Model Construction and Congestion Pricing
The difficulty of congestion pricing outstrips by far that of pricing energy. Without the benefit of smoothness that comes from an aggregated measurement like energy pricing, we are left with the jumpier price movements of congestion. As can be seen, the presumption that upside volatility is more drastic than downside must be dispensed with when we are dealing with congestion. As such, it provides an excellent opportunity to discuss our approach to model construction. Before we begin, a note about the plots: the red line signifies the historical prices for about 8 days; the model was trained on more history, but 8 days allowed for easier viewing. There is a gap around hour 160, the historical data ends at the trade deadline, and the prediction begins during the trade day, exactly as though the trades were live. We show the genesis of model creation in three steps. The second through fourth figures are forecasting the same time period, and they are zoomed in versions of the first plot.
We begin with a simple model to the right that is familiar to technical analysts in the equities market: the moving average. The trade price here is the moving average of the past 60 hours. This gives a rough picture of what the price could be, and is moderately profitable if it bids and offers at the same price. It has no idea of uncertainty in the inputs as it is purely a function of time. Confidence intervals could still be constructed to reflect an estimate of the noise, but they are unlikely to be particularly informative.

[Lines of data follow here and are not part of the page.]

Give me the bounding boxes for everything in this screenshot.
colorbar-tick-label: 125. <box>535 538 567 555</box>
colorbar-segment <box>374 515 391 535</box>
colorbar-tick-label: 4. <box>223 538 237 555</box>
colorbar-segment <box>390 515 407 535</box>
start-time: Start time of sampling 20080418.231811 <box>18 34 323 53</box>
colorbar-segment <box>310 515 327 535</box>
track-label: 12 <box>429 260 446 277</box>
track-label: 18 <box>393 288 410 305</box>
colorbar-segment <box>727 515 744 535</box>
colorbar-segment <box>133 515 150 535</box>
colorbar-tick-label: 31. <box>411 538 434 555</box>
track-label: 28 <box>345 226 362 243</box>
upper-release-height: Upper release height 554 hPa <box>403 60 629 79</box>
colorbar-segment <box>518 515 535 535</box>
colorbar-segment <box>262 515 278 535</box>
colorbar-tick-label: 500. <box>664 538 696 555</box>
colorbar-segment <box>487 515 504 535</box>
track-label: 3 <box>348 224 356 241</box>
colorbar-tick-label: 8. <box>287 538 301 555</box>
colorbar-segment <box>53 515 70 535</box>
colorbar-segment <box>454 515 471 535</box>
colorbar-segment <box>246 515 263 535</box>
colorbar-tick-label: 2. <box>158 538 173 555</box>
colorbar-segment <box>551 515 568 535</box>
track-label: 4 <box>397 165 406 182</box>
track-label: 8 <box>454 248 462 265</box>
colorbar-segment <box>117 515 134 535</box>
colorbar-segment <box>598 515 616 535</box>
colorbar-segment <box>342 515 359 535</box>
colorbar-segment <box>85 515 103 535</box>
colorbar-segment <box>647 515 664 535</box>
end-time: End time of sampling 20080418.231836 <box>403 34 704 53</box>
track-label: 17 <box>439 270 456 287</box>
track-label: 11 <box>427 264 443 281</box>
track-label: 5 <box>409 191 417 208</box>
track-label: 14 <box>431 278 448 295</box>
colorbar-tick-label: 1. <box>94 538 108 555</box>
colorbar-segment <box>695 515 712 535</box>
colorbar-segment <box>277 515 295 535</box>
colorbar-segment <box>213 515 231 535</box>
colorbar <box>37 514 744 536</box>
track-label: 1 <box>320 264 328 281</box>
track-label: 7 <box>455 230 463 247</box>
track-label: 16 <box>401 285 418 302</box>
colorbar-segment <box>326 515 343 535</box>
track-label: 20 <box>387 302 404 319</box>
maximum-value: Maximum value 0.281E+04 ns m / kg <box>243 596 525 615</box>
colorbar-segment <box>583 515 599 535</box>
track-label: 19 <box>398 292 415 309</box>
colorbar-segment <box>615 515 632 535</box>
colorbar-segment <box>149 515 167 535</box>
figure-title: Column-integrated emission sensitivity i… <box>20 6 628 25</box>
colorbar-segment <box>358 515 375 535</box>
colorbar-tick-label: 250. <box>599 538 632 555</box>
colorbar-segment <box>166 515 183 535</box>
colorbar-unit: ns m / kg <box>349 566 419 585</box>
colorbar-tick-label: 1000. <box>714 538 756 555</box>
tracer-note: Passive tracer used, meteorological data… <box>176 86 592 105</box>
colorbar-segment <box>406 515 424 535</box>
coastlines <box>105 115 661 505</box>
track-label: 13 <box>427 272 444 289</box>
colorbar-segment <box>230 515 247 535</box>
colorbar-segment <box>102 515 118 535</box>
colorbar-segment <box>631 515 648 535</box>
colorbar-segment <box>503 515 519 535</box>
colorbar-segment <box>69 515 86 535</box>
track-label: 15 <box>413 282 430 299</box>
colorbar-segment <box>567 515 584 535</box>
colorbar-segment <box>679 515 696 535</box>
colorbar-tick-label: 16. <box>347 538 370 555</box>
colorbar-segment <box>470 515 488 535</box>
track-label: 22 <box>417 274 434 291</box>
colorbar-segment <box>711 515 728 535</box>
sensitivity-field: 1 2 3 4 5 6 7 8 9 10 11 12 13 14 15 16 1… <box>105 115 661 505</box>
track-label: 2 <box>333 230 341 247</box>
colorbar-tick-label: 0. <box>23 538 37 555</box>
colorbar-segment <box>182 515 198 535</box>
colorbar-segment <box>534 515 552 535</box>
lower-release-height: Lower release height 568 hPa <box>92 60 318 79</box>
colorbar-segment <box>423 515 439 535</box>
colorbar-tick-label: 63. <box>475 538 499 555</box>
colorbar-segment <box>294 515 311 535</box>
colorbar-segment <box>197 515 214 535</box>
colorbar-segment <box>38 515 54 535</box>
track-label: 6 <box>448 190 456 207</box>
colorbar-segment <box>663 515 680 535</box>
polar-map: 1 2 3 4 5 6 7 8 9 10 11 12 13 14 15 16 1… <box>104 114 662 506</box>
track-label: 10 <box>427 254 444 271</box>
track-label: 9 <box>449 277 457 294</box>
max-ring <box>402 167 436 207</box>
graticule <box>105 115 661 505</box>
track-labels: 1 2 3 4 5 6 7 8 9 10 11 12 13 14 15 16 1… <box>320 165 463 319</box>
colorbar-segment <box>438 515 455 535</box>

The second model at the left is more powerful, though perhaps no better in terms of profitability. It overlays information about the hourending to underscore the fact that congestion is more prevalent for certain hours on this particular node. This approach, while failing to capture the trend of the real time follows the shape of the day ahead price more closely. Still, as we are using time as our only input the uncertainty is somewhat uninteresting, and we neglect to draw confidence bounds.
We continue to make the model incrementally more powerful, adding variables that we know to be important. Examples for a particular node could include temperatures at one or more relevant locations, wind speeds in those locations, gas prices, load, total outages, and so on. These additional variables come at the cost of potentially overfitting the dataset. We validate our model using standard techniques from the inverse problems literature to ensure that this does not occur.
In the end, we are left with the full model, shown below. By simulating potential draws we can gauge the amount of uncertainty inherent in the trades and adjust the risk we are taking accordingly. We note that it does not fit the data perfectly; this is desirable since a perfect relationship would signify overfitting. How then do we determine that this is the correct model? And what is the point of the plot?
To the former question we answer that the validation gives us an idea of what the out of sample error should be. The true test comes during the backtest, as we determine how the pricing fits into the overall algorithm, but that is much further along in the process.
To the latter we suggest that a partially automated algorithm, of which congestion pricing is a part, may benefit from manual oversight. This plot can show the trader how the prices may evolve so they are able to make informed decisions.